Testing Correlation in Graphs by Counting Bounded Degree Motifs
Dong Huang, Pengkun Yang
TL;DR
The paper addresses the problem of testing correlation between two Erdős-Rényi graphs under a latent permutation, proposing a polynomial-time test based on counting bounded-degree motifs. By centering injective homomorphism counts and forming a statistic $\mathcal{T}_{\mathcal{M}}$, the authors establish detection guarantees for any constant $\rho$ in regimes $p \ge n^{-2/3}$ (and related sparse-dense refinements), overcoming prior Otter-constant limitations. Theoretical results hinge on $C$-admissible motif families, with Type I and II error analyses tied to the motif signal score $\sum_{\mathsf{M}}\rho^{2\mathsf{e}(\mathsf{M})}$ and robust second-moment control; two concrete motif families are constructed to ensure practical computability. Numerical experiments on synthetic data and a co-citation network validate the approach, showing improved power from richer motif families and competitive performance against baselines. Overall, the work delivers a scalable, information-rich framework for graph-correlation detection that aligns with computational hardness considerations while remaining practically effective for real networks.
Abstract
Correlation analysis is a fundamental step for extracting meaningful insights from complex datasets.

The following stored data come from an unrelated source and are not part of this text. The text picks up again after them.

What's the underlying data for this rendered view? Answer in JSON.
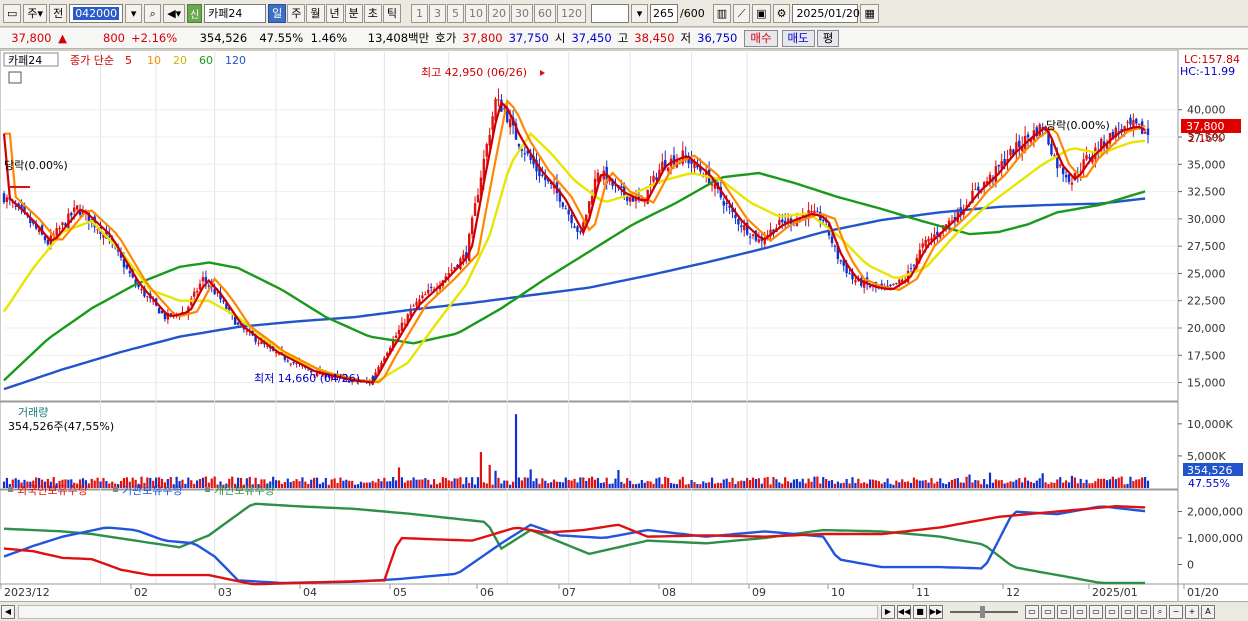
{
  "toolbar": {
    "mode1": "주",
    "mode2": "전",
    "code": "042000",
    "name": "카페24",
    "badge_new": "신",
    "periods": [
      "일",
      "주",
      "월",
      "년",
      "분",
      "초",
      "틱"
    ],
    "period_active": "일",
    "minutes": [
      "1",
      "3",
      "5",
      "10",
      "20",
      "30",
      "60",
      "120"
    ],
    "count": "265",
    "count_total": "/600",
    "date": "2025/01/20"
  },
  "quote": {
    "price": "37,800",
    "change": "800",
    "change_pct": "+2.16%",
    "volume": "354,526",
    "vol_ratio": "47.55%",
    "turnover": "1.46%",
    "amount": "13,408백만",
    "ask_label": "호가",
    "ask": "37,800",
    "bid": "37,750",
    "open_label": "시",
    "open": "37,450",
    "high_label": "고",
    "high": "38,450",
    "low_label": "저",
    "low": "36,750",
    "buy_label": "매수",
    "sell_label": "매도",
    "avg_label": "평"
  },
  "chart_data": {
    "type": "candlestick",
    "price_legend": {
      "name": "카페24",
      "ma_label": "종가 단순",
      "periods": [
        "5",
        "10",
        "20",
        "60",
        "120"
      ],
      "colors": [
        "#cc0000",
        "#ff8800",
        "#e6e600",
        "#1a9a1a",
        "#2255cc"
      ]
    },
    "price_axis_ticks": [
      40000,
      37500,
      35000,
      32500,
      30000,
      27500,
      25000,
      22500,
      20000,
      17500,
      15000
    ],
    "price_axis_labels": [
      "40,000",
      "37,500",
      "35,000",
      "32,500",
      "30,000",
      "27,500",
      "25,000",
      "22,500",
      "20,000",
      "17,500",
      "15,000"
    ],
    "price_range": [
      13400,
      45200
    ],
    "lc": "LC:157.84",
    "hc": "HC:-11.99",
    "last_price_label": "37,800",
    "last_change_label": "2.16%",
    "high_label": "최고 42,950 (06/26)",
    "low_label": "최저 14,660 (04/26)",
    "dangrak_label": "당락(0.00%)",
    "x_labels": [
      "2023/12",
      "02",
      "03",
      "04",
      "05",
      "06",
      "07",
      "08",
      "09",
      "10",
      "11",
      "12",
      "2025/01",
      "01/20"
    ],
    "close_path": [
      [
        0,
        32000
      ],
      [
        8,
        30000
      ],
      [
        15,
        27800
      ],
      [
        25,
        31000
      ],
      [
        35,
        28500
      ],
      [
        45,
        24000
      ],
      [
        55,
        21000
      ],
      [
        62,
        21500
      ],
      [
        68,
        24500
      ],
      [
        73,
        23000
      ],
      [
        80,
        20200
      ],
      [
        92,
        17800
      ],
      [
        105,
        16000
      ],
      [
        118,
        15200
      ],
      [
        125,
        15000
      ],
      [
        130,
        17500
      ],
      [
        140,
        22000
      ],
      [
        150,
        24500
      ],
      [
        158,
        26800
      ],
      [
        163,
        34000
      ],
      [
        168,
        40800
      ],
      [
        171,
        40000
      ],
      [
        175,
        37500
      ],
      [
        182,
        34500
      ],
      [
        190,
        32000
      ],
      [
        197,
        28500
      ],
      [
        203,
        34500
      ],
      [
        210,
        32500
      ],
      [
        218,
        31500
      ],
      [
        225,
        35000
      ],
      [
        232,
        35800
      ],
      [
        240,
        34000
      ],
      [
        250,
        30000
      ],
      [
        258,
        28000
      ],
      [
        265,
        29500
      ],
      [
        275,
        30500
      ],
      [
        280,
        30000
      ],
      [
        285,
        26500
      ],
      [
        290,
        24500
      ],
      [
        296,
        23800
      ],
      [
        302,
        23500
      ],
      [
        308,
        24500
      ],
      [
        314,
        27500
      ],
      [
        320,
        29000
      ],
      [
        326,
        30500
      ],
      [
        332,
        32500
      ],
      [
        338,
        34000
      ],
      [
        344,
        36000
      ],
      [
        350,
        37500
      ],
      [
        355,
        38500
      ],
      [
        360,
        35000
      ],
      [
        365,
        33500
      ],
      [
        370,
        35500
      ],
      [
        375,
        36800
      ],
      [
        380,
        38000
      ],
      [
        386,
        38500
      ],
      [
        391,
        37800
      ]
    ],
    "ma20_path": [
      [
        0,
        21500
      ],
      [
        10,
        25500
      ],
      [
        20,
        28800
      ],
      [
        30,
        29800
      ],
      [
        40,
        27000
      ],
      [
        50,
        23500
      ],
      [
        60,
        22500
      ],
      [
        70,
        22500
      ],
      [
        80,
        21000
      ],
      [
        90,
        18800
      ],
      [
        100,
        17000
      ],
      [
        110,
        16000
      ],
      [
        120,
        15100
      ],
      [
        128,
        15200
      ],
      [
        138,
        16800
      ],
      [
        148,
        20500
      ],
      [
        158,
        24000
      ],
      [
        166,
        28500
      ],
      [
        173,
        35000
      ],
      [
        180,
        37800
      ],
      [
        187,
        36000
      ],
      [
        195,
        33500
      ],
      [
        205,
        31500
      ],
      [
        215,
        32300
      ],
      [
        225,
        33500
      ],
      [
        235,
        34200
      ],
      [
        245,
        33600
      ],
      [
        255,
        31500
      ],
      [
        265,
        30200
      ],
      [
        275,
        30500
      ],
      [
        285,
        28500
      ],
      [
        295,
        25800
      ],
      [
        305,
        24500
      ],
      [
        315,
        25500
      ],
      [
        325,
        28500
      ],
      [
        335,
        31000
      ],
      [
        345,
        33000
      ],
      [
        355,
        35000
      ],
      [
        365,
        36500
      ],
      [
        375,
        36000
      ],
      [
        385,
        37000
      ],
      [
        391,
        37200
      ]
    ],
    "ma60_path": [
      [
        0,
        15200
      ],
      [
        15,
        19000
      ],
      [
        30,
        21800
      ],
      [
        45,
        24000
      ],
      [
        60,
        25600
      ],
      [
        70,
        26000
      ],
      [
        80,
        25500
      ],
      [
        95,
        23500
      ],
      [
        110,
        21000
      ],
      [
        125,
        19200
      ],
      [
        140,
        18600
      ],
      [
        155,
        19500
      ],
      [
        170,
        21800
      ],
      [
        185,
        24500
      ],
      [
        200,
        27000
      ],
      [
        215,
        29500
      ],
      [
        230,
        31500
      ],
      [
        245,
        33800
      ],
      [
        258,
        34200
      ],
      [
        270,
        33300
      ],
      [
        285,
        32000
      ],
      [
        300,
        30900
      ],
      [
        315,
        29700
      ],
      [
        330,
        28600
      ],
      [
        340,
        28800
      ],
      [
        350,
        29500
      ],
      [
        360,
        30600
      ],
      [
        375,
        31300
      ],
      [
        391,
        32600
      ]
    ],
    "ma120_path": [
      [
        0,
        14400
      ],
      [
        20,
        16200
      ],
      [
        40,
        17800
      ],
      [
        60,
        19200
      ],
      [
        80,
        20100
      ],
      [
        100,
        20600
      ],
      [
        120,
        21000
      ],
      [
        140,
        21700
      ],
      [
        160,
        22300
      ],
      [
        180,
        23000
      ],
      [
        200,
        23700
      ],
      [
        220,
        24800
      ],
      [
        240,
        26000
      ],
      [
        260,
        27300
      ],
      [
        280,
        28800
      ],
      [
        300,
        29900
      ],
      [
        320,
        30600
      ],
      [
        340,
        31100
      ],
      [
        360,
        31300
      ],
      [
        375,
        31400
      ],
      [
        391,
        31900
      ]
    ],
    "volume": {
      "title": "거래량",
      "current": "354,526주(47,55%)",
      "axis_labels": [
        "10,000K",
        "5,000K"
      ],
      "axis_ticks": [
        10000,
        5000
      ],
      "max": 12000,
      "last_label": "354,526",
      "last_pct": "47.55%",
      "spikes": [
        [
          135,
          3200
        ],
        [
          163,
          5600
        ],
        [
          166,
          3600
        ],
        [
          168,
          2700
        ],
        [
          175,
          11500
        ],
        [
          180,
          2900
        ],
        [
          210,
          2800
        ],
        [
          330,
          2100
        ],
        [
          337,
          2400
        ],
        [
          355,
          2300
        ],
        [
          365,
          1900
        ]
      ]
    },
    "holdings": {
      "series": [
        {
          "name": "외국인보유수량",
          "color": "#dd1111"
        },
        {
          "name": "기관보유수량",
          "color": "#2255dd"
        },
        {
          "name": "개인보유수량",
          "color": "#2f8f4a"
        }
      ],
      "axis_labels": [
        "2,000,000",
        "1,000,000",
        "0"
      ],
      "axis_ticks": [
        2000000,
        1000000,
        0
      ],
      "range": [
        -700000,
        2700000
      ],
      "foreign": [
        [
          0,
          600000
        ],
        [
          10,
          500000
        ],
        [
          20,
          250000
        ],
        [
          30,
          200000
        ],
        [
          40,
          -200000
        ],
        [
          50,
          -400000
        ],
        [
          70,
          -400000
        ],
        [
          85,
          -750000
        ],
        [
          100,
          -700000
        ],
        [
          130,
          -600000
        ],
        [
          135,
          1000000
        ],
        [
          160,
          900000
        ],
        [
          175,
          1400000
        ],
        [
          185,
          1200000
        ],
        [
          198,
          1300000
        ],
        [
          210,
          1500000
        ],
        [
          220,
          1050000
        ],
        [
          240,
          1100000
        ],
        [
          260,
          1050000
        ],
        [
          280,
          1150000
        ],
        [
          300,
          1150000
        ],
        [
          320,
          1400000
        ],
        [
          340,
          1800000
        ],
        [
          360,
          2000000
        ],
        [
          380,
          2200000
        ],
        [
          391,
          2150000
        ]
      ],
      "institution": [
        [
          0,
          300000
        ],
        [
          10,
          700000
        ],
        [
          20,
          1050000
        ],
        [
          35,
          1400000
        ],
        [
          45,
          1300000
        ],
        [
          55,
          900000
        ],
        [
          65,
          800000
        ],
        [
          72,
          300000
        ],
        [
          80,
          -600000
        ],
        [
          95,
          -700000
        ],
        [
          120,
          -650000
        ],
        [
          135,
          -550000
        ],
        [
          155,
          -350000
        ],
        [
          170,
          800000
        ],
        [
          180,
          1500000
        ],
        [
          190,
          1100000
        ],
        [
          205,
          1000000
        ],
        [
          220,
          1300000
        ],
        [
          240,
          1050000
        ],
        [
          260,
          1250000
        ],
        [
          280,
          1050000
        ],
        [
          285,
          200000
        ],
        [
          300,
          -100000
        ],
        [
          320,
          -100000
        ],
        [
          335,
          -150000
        ],
        [
          345,
          2000000
        ],
        [
          360,
          1900000
        ],
        [
          375,
          2200000
        ],
        [
          391,
          2000000
        ]
      ],
      "individual": [
        [
          0,
          1350000
        ],
        [
          10,
          1300000
        ],
        [
          20,
          1250000
        ],
        [
          30,
          1150000
        ],
        [
          45,
          900000
        ],
        [
          60,
          650000
        ],
        [
          70,
          1100000
        ],
        [
          85,
          2300000
        ],
        [
          100,
          2200000
        ],
        [
          120,
          2100000
        ],
        [
          140,
          1900000
        ],
        [
          165,
          1600000
        ],
        [
          170,
          600000
        ],
        [
          180,
          1300000
        ],
        [
          200,
          400000
        ],
        [
          220,
          900000
        ],
        [
          240,
          800000
        ],
        [
          260,
          1000000
        ],
        [
          280,
          1300000
        ],
        [
          300,
          1250000
        ],
        [
          320,
          1050000
        ],
        [
          335,
          750000
        ],
        [
          345,
          -100000
        ],
        [
          360,
          -400000
        ],
        [
          375,
          -700000
        ],
        [
          391,
          -700000
        ]
      ]
    }
  },
  "nav": {
    "icons": [
      "rewind-icon",
      "prev-icon",
      "stop-icon",
      "next-icon"
    ]
  }
}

In this paper, we investigate the problem of detecting correlation between two Erdős-Rényi graphs $G(n,p)$, formulated as a hypothesis testing problem: under the null hypothesis, the two graphs are independent, while under the alternative hypothesis, they are correlated. We develop a polynomial-time test by counting bounded degree motifs and prove its effectiveness for any constant correlation coefficient $ρ$ when the edge connecting probability satisfies $p\ge n^{-2/3}$. Our results overcome the limitation requiring $ρ\ge \sqrtα$, where $α\approx 0.338$ is the Otter's constant, extending it to any constant $ρ$. Methodologically, bounded degree motifs -- ubiquitous in real networks -- make the proposed statistic both natural and scalable. We also validate our method on synthetic and real co-citation networks, further confirming that this simple motif family effectively captures correlation signals and exhibits strong empirical performance.